Bisnis.com. JAKARTA – Pemerintah dinilai perlu mengevaluasi proses perizinan impor gula, guna mengamankan pasokan dalam negeri ketika dibutuhkan.
Berdasarkan data Pusat Informasi Harga Pangan Nasional (PIHPS), sejak awal April hingga Juni 2020, harga gula cenderung fluktuatif yakni di kisaran Rp17.000/kg-Rp18.000/kg. Angka ini melampaui Harga Eceran Tertinggi (HET) yang ditetapkan pemerintah yaitu sebesar Rp 12.500 per kilogram.
Melihat kondisi tersebut, Peneliti Center for Indonesian Policy Studies (CIPS) Felippa Ann Amanta, pemerintah perlu melakukan evaluasi terhadap pengurusan izin impor untuk gula.
Menurutnya regulasi impor untuk komoditas pangan berbeda satu dengan lainnya. Namun ada beberapa kesamaan yang berhubungan dengan rekomendasi dan izin impor. Hal inilah yang perlu dievaluasi mengingat banyaknya prosedur yang harus dilalui untuk mendapatkan izin impor.

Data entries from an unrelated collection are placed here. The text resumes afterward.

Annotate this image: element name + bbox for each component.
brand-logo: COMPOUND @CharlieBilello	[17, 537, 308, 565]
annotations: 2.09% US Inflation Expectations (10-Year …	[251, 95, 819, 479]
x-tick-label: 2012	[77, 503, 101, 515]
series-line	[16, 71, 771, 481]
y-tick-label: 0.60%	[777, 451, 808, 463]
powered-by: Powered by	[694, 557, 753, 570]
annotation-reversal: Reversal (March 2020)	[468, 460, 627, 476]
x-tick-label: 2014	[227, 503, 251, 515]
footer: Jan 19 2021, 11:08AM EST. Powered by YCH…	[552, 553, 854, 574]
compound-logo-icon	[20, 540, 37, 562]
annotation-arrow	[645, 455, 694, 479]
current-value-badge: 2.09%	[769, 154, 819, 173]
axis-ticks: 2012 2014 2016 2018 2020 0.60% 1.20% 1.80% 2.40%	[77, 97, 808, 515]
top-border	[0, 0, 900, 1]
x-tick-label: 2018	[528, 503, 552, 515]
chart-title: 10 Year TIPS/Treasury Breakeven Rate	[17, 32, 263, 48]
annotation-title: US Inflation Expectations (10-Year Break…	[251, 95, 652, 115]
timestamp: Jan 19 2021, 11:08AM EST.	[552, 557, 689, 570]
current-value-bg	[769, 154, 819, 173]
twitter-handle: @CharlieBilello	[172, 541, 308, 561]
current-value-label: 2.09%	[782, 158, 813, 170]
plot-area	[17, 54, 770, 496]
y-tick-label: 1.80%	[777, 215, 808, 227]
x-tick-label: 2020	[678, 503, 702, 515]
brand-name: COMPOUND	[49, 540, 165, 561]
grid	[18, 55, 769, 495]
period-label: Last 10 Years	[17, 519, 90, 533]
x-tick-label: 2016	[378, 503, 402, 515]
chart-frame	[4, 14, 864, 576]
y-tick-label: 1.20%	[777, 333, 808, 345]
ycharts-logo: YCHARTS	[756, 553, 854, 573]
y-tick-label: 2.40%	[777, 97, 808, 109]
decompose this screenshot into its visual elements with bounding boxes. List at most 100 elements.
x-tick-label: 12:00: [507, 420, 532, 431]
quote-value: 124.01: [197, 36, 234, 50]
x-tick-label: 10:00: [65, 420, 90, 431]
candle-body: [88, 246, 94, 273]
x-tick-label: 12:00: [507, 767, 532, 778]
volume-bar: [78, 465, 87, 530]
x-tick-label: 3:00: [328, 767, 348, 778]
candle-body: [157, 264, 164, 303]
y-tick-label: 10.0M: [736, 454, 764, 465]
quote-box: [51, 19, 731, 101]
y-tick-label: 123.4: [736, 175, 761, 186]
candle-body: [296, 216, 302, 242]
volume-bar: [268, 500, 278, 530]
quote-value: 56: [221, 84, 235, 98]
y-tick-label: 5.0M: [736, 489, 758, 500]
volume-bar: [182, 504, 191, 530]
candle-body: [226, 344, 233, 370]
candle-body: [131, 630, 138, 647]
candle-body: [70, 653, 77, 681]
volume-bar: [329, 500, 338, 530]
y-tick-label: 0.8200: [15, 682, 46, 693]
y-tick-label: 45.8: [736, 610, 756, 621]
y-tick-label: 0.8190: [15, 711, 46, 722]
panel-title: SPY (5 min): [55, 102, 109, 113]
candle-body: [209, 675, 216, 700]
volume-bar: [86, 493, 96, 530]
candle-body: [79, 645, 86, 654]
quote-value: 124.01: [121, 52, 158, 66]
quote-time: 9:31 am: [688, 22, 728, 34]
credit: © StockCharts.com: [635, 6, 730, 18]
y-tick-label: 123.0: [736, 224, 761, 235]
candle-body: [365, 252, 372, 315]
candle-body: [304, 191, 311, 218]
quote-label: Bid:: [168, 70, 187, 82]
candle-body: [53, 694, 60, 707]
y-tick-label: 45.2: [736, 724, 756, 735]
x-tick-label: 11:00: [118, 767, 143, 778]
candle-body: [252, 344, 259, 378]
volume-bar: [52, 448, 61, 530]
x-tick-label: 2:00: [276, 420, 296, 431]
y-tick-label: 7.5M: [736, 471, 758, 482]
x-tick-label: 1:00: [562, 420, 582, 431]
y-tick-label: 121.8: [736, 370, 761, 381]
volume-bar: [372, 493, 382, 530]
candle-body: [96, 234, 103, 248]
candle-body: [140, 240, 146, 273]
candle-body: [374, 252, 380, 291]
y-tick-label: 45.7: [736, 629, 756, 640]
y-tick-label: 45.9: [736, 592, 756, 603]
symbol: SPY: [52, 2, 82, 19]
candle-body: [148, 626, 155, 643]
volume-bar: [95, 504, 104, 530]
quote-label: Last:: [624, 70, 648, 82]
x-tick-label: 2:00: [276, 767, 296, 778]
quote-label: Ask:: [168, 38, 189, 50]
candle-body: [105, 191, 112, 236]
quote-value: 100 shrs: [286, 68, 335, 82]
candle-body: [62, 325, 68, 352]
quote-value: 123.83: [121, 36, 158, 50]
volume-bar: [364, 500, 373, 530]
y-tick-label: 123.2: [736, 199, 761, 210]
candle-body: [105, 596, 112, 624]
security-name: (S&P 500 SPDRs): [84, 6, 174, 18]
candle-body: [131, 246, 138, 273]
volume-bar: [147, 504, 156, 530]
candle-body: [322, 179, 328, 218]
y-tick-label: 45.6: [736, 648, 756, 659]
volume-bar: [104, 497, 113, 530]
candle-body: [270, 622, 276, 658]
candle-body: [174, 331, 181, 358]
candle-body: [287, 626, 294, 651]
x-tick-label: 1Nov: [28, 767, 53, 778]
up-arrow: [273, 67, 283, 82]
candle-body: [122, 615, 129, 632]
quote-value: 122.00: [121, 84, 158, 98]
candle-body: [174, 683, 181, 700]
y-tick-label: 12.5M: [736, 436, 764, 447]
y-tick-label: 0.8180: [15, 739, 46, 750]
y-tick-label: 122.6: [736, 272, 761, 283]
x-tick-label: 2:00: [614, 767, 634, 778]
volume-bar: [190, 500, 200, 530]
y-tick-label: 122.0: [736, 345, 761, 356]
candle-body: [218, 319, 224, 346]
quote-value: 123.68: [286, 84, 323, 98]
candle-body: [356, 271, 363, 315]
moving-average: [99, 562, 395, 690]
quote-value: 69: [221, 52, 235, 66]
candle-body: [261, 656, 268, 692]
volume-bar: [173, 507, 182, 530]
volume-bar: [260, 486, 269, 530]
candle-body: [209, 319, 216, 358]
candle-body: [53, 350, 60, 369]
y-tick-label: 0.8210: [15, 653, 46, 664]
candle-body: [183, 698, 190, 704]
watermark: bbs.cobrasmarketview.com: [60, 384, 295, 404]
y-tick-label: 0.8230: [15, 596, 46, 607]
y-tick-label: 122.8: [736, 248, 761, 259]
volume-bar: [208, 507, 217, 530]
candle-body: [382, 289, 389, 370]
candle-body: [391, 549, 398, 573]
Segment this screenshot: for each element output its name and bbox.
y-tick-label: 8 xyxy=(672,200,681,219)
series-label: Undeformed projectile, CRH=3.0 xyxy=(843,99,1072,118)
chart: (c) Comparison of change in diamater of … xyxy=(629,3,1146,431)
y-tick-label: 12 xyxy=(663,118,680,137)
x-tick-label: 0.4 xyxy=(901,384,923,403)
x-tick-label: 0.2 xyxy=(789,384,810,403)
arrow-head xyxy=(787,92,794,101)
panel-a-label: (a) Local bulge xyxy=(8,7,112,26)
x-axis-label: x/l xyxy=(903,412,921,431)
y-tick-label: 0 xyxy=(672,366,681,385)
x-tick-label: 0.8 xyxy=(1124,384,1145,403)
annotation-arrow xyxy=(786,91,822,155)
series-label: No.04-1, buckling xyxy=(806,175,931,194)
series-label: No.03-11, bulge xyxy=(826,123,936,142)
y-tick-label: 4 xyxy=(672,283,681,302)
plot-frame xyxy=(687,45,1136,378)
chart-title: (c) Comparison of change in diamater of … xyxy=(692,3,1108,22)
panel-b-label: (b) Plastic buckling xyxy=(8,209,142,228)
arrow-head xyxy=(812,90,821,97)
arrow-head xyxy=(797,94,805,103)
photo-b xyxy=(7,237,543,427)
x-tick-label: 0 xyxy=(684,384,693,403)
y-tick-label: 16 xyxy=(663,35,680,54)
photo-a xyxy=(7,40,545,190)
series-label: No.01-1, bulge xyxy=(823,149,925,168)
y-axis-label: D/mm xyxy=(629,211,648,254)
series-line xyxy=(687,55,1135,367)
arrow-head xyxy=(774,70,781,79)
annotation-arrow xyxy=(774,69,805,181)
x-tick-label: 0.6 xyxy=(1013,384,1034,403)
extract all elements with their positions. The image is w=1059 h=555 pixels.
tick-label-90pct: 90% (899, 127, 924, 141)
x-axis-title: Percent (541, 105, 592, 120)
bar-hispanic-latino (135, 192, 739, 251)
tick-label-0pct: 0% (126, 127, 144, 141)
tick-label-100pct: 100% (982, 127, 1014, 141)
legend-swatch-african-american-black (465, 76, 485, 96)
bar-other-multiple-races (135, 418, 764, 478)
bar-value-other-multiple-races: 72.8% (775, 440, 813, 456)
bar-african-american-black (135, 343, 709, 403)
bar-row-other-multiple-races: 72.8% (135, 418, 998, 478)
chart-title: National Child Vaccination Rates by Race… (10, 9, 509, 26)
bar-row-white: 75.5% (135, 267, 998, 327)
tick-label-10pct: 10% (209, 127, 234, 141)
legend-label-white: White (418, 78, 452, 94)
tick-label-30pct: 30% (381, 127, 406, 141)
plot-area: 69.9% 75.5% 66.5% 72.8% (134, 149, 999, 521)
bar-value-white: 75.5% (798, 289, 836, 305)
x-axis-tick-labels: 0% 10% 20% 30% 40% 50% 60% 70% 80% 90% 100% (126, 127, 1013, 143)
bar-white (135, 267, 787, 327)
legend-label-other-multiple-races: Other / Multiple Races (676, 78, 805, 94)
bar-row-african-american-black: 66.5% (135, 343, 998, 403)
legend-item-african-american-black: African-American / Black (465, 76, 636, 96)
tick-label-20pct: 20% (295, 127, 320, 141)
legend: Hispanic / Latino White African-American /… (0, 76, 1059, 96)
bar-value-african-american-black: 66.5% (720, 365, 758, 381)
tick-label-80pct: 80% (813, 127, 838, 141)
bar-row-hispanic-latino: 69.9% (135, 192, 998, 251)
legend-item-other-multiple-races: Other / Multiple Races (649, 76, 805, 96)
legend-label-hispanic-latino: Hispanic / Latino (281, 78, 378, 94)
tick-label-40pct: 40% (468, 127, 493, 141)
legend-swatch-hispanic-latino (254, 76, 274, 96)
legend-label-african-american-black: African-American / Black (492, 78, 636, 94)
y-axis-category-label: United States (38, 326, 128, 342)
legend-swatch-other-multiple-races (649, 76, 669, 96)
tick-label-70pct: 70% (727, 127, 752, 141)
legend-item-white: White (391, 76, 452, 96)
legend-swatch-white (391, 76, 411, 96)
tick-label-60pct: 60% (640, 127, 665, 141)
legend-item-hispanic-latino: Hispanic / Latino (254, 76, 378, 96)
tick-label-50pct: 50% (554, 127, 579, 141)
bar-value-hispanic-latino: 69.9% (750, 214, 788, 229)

Berbeda dengan komoditas lainnya, impor gula baik dalam bentuk gula mentah maupun gula kristal putih didasarkan pada Peraturan Menteri Perdagangan (Permendag) No.14/2020. Dalam aturan itu gula kristal putih hanya bisa diimpor oleh oleh BUMN setelah mendapat penugasan dan kuota dari Kemenko Perekonomian. Proses ini dapat berlangsung dalam waktu yang tidak sebentar karena proses impor yang dilakukan oleh BUMN membutuhkan persetujuan lewat rapat terbatas atau rapat koordinasi.
Sementara itu, gula mentah untuk gula Kristal rafinasi, hanya bisa diimpor industri untuk bahan baku sendiri berdasarkan surat rekomendasi dikeluarkan oleh Kementerian Perindustrian (Kemenperin). Rekomendasi ini didapat setelah importir menyerahkan beberapa persyaratan, seperti laporan rencana produksi, laporan realisasi dan laporan pemakaian. Selain itu, industri juga harus membuat surat pernyataan untuk tidak memasukkan gula mentah atau gula rafinasi ke pasar dalam negeri.
Baca Juga
Terakhir, importir umum hanya dapat mengimpor gula mentah untuk diolah menjadi gula kristal putih oleh pabrik gula di Indonesia. Penentuan jumlah gula mentah yang dapat diimpor juga disepakati dalam rapat koordinasi antar kementerian/lembaga.
Setelah transaksi, lanjut Felippa, importir harus mendapatkan Laporan Surveyor (LS) mengenai komoditas yang diimpornya sebagai dokumen kelengkapan kepabeanan. Setelah komoditas yang diimpor masuk ke Indonesia, imporit masih harus melewati pemeriksaan dari BPOM dan bea cukai. Semua proses ini dapat berlangsung dalam waktu yang tidak singkat, antara satu hingga tiga bulan.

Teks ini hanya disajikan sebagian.